You, who behold in wonder Rome and all
Her former passion, menacing the gods,
These ancient palaces and baths, the sods
Of seven hills, and temple, arch, and wall,
Consider in the ruins of her fall,
That which destroying Time has gnawed away–
What workmen built with labor day by day
Only a few worn fragments now recall.

Then look again and see where, endlessly
Treading upon her own antiquity,
Rome has rebuilt herself with works as just:
There you may see the demon of the land
Forcing himself again with fatal hand
To raise the city from this ruined dust.


Poetry Tuesday: Thinking of Lady Yang At Midnight

Anonymous from 12th century Korea.

Watching alone by the ancient city wall,
Thinking of one who was too beautiful,
What did I see? What did I hear?

Moonlight, quivering over empty courtyards,
A voice calling out of the midnight shadows.
One name, her name, echoes across the silence.
Light feet, her feet, in shoes of peacock feathers,
Dance through the empty halls. Will they never rest?

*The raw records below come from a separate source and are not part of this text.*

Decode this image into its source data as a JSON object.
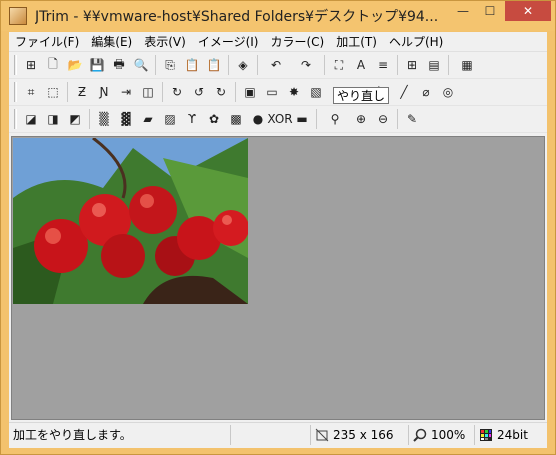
{
  "window": {
    "title": "JTrim - ¥¥vmware-host¥Shared Folders¥デスクトップ¥94...",
    "minimize": "—",
    "maximize": "☐",
    "close": "✕"
  },
  "menu": [
    "ファイル(F)",
    "編集(E)",
    "表示(V)",
    "イメージ(I)",
    "カラー(C)",
    "加工(T)",
    "ヘルプ(H)"
  ],
  "toolbar": {
    "row1": [
      "new-window-icon",
      "new-file-icon",
      "open-folder-icon",
      "save-icon",
      "print-icon",
      "print-preview-icon",
      "copy-icon",
      "paste-icon",
      "paste-new-icon",
      "capture-icon",
      "undo-icon",
      "redo-icon",
      "fit-window-icon",
      "text-icon",
      "blur-lines-icon",
      "grid-layout-icon",
      "film-strip-icon",
      "color-grid-icon"
    ],
    "row1_glyphs": [
      "⊞",
      "🗋",
      "📂",
      "💾",
      "🖶",
      "🔍",
      "⎘",
      "📋",
      "📋",
      "◈",
      "↶",
      "↷",
      "⛶",
      "A",
      "≡",
      "⊞",
      "▤",
      "▦"
    ],
    "row2_glyphs": [
      "⌗",
      "⬚",
      "Ƶ",
      "Ɲ",
      "⇥",
      "◫",
      "↻",
      "↺",
      "↻",
      "▣",
      "▭",
      "✸",
      "▧",
      "▦",
      "✺",
      "ʮ",
      "╱",
      "⌀",
      "◎"
    ],
    "row3_glyphs": [
      "◪",
      "◨",
      "◩",
      "▒",
      "▓",
      "▰",
      "▨",
      "ϒ",
      "✿",
      "▩",
      "●",
      "XOR",
      "▬",
      "⚲",
      "⊕",
      "⊖",
      "✎"
    ],
    "tooltip": "やり直し"
  },
  "status": {
    "message": "加工をやり直します。",
    "size": "235 x 166",
    "zoom": "100%",
    "bit": "24bit"
  },
  "colors": {
    "frame": "#f3c26d",
    "close_button": "#c74b40",
    "canvas_bg": "#a0a0a0"
  }
}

Thinking of joys that ended and sorrows which never end
I find my white robe spangled with tears for her.


Poetry Tuesday: Air

In honor of seeing Federico Garcia Lorca’s The House of Bernarda Alba last week, here’s one of his little ditties, of which there must be thousands.

The air
pregnant with rainbows
shatters its mirrors
over the grove.


Poetry Tuesday: Whose Baggage From Land to Land

Palladas, a relatively ancient Greek, wrote this in the early fifth century.

Whose baggage from land to land is despair,
Life’s voyages sail a treacherous sea.
Many founder piteously
With fortune at the helm. We keep
A course this way and that, across the deep,
From here to nowhere. And back again.
Blow foul, blow fair
All come to anchor finally in the tomb.
Passengers armed, we travel from room to room.